Принцесса из рода Борджиа, стр. 10

Глава 4

ПАЛАЧ

Вечером этого дня Париж еще волновался. Утреннее столкновение на Гревской площади, казалось, все еще продолжалось; временами слышались отдельные выстрелы; группы горожан в латах, касках, с пиками, алебардами или аркебузами собирались на перекрестках; иногда проходили военные патрули; иногда проезжал какой-нибудь знатный господин со свитой. Буржуа, солдаты, дворяне — все носили на груди белый крест Лиги или же на шее четки, и горе было тому, кто не имел одного из этих знаков.

День уже кончился, а ночь не наступила; постепенно шум стихал. На город ложились вечерние тени. Они окутывали причудливый и своенравный силуэт старого Парижа, его извилистые узкие улочки, шпили его башен, колоколен и флюгеров, позеленевшую от дождя черепицу крыш, грозные громады Тампля, Лувра, Большого Шатле и Бастилии…

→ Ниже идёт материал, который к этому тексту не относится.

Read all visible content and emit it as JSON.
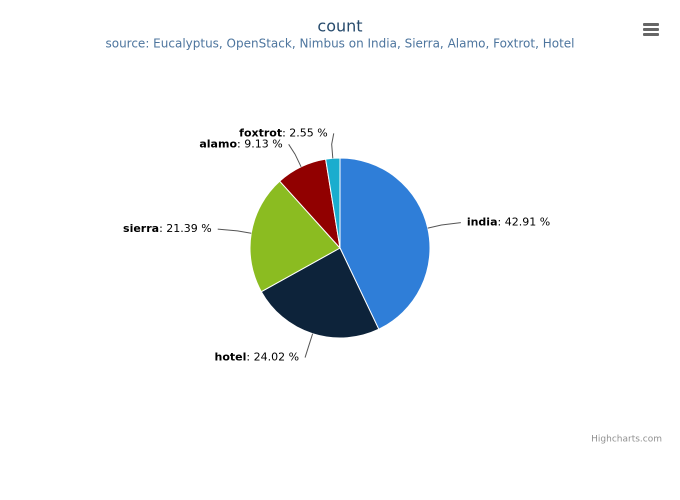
{
  "chart_data": {
    "type": "pie",
    "title": "count",
    "subtitle": "source: Eucalyptus, OpenStack, Nimbus on India, Sierra, Alamo, Foxtrot, Hotel",
    "categories": [
      "india",
      "hotel",
      "sierra",
      "alamo",
      "foxtrot"
    ],
    "values": [
      42.91,
      24.02,
      21.39,
      9.13,
      2.55
    ],
    "value_labels": [
      ": 42.91 %",
      ": 24.02 %",
      ": 21.39 %",
      ": 9.13 %",
      ": 2.55 %"
    ],
    "colors": [
      "#2f7ed8",
      "#0d233a",
      "#8bbc21",
      "#910000",
      "#1aadce"
    ],
    "credits": "Highcharts.com"
  }
}
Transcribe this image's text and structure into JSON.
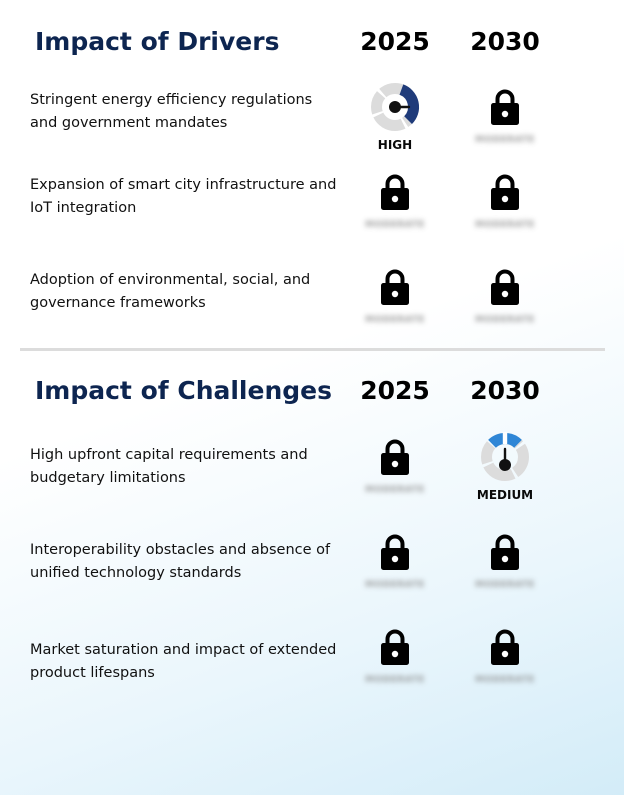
{
  "drivers": {
    "title": "Impact of Drivers",
    "years": [
      "2025",
      "2030"
    ],
    "rows": [
      {
        "label": "Stringent energy efficiency regulations and government mandates",
        "cells": [
          {
            "type": "gauge",
            "level": "high",
            "label": "HIGH",
            "color": "#1f3b7a"
          },
          {
            "type": "locked",
            "hidden_label": "MODERATE"
          }
        ]
      },
      {
        "label": "Expansion of smart city infrastructure and IoT integration",
        "cells": [
          {
            "type": "locked",
            "hidden_label": "MODERATE"
          },
          {
            "type": "locked",
            "hidden_label": "MODERATE"
          }
        ]
      },
      {
        "label": "Adoption of environmental, social, and governance frameworks",
        "cells": [
          {
            "type": "locked",
            "hidden_label": "MODERATE"
          },
          {
            "type": "locked",
            "hidden_label": "MODERATE"
          }
        ]
      }
    ]
  },
  "challenges": {
    "title": "Impact of Challenges",
    "years": [
      "2025",
      "2030"
    ],
    "rows": [
      {
        "label": "High upfront capital requirements and budgetary limitations",
        "cells": [
          {
            "type": "locked",
            "hidden_label": "MODERATE"
          },
          {
            "type": "gauge",
            "level": "medium",
            "label": "MEDIUM",
            "color": "#2f86d6"
          }
        ]
      },
      {
        "label": "Interoperability obstacles and absence of unified technology standards",
        "cells": [
          {
            "type": "locked",
            "hidden_label": "MODERATE"
          },
          {
            "type": "locked",
            "hidden_label": "MODERATE"
          }
        ]
      },
      {
        "label": "Market saturation and impact of extended product lifespans",
        "cells": [
          {
            "type": "locked",
            "hidden_label": "MODERATE"
          },
          {
            "type": "locked",
            "hidden_label": "MODERATE"
          }
        ]
      }
    ]
  },
  "colors": {
    "title": "#0d2550",
    "gauge_track": "#dcdcdc",
    "gauge_needle": "#111111",
    "lock": "#000000"
  }
}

В этот час четыре человека с носилками подошли к повозке Бельгодера, стоявшей на Гревской площади. На носилках был пустой гроб.

В повозке горел смоляной факел; мрачные красные отблески падали на тело Симоны, лежавшее на подстилке, играли на разбросанных цветах и на лице покойницы. Рядом с факелом стояла на коленях обессилевшая Виолетта, не сводившая глаз с мертвого лица той, кого она называла матерью: иногда ее рука нежно поправляла цветы или волосы или же прикасалась к ледяному лбу страдалицы. Девочка не плакала, у нее больше не было слез.

Сумрак медленно окутывал углы фургона. В глубине его неподвижно сидела цыганка Саизума — безразличная ко всему, далекая от происходящего, заблудившаяся в хаосе своих страданий. Рядом с ней, скрестив руки, удовлетворенно ухмыляясь и пристально глядя на Виолетту, возвышался Бельгодер…

Четверо мужчин вошли и поставили гроб рядом с телом.

— Что же! — сказал один из них. — Сейчас мы унесем эту цыганскую еретичку.

— Конечно, — прибавил другой, — священника нет; да оно и понятно: покойница обходилась без него всю жизнь, значит, обойдется и в своей последней прогулке.

Бельгодер согласно кивнул и коротко сказал:

— Мы спешим…

— Вот как! — усмехнулся носильщик. — Вы спешите, приятель? Похоже, вы не хотите заставлять ждать господина дьявола!.. Что ж, детка, посторонись!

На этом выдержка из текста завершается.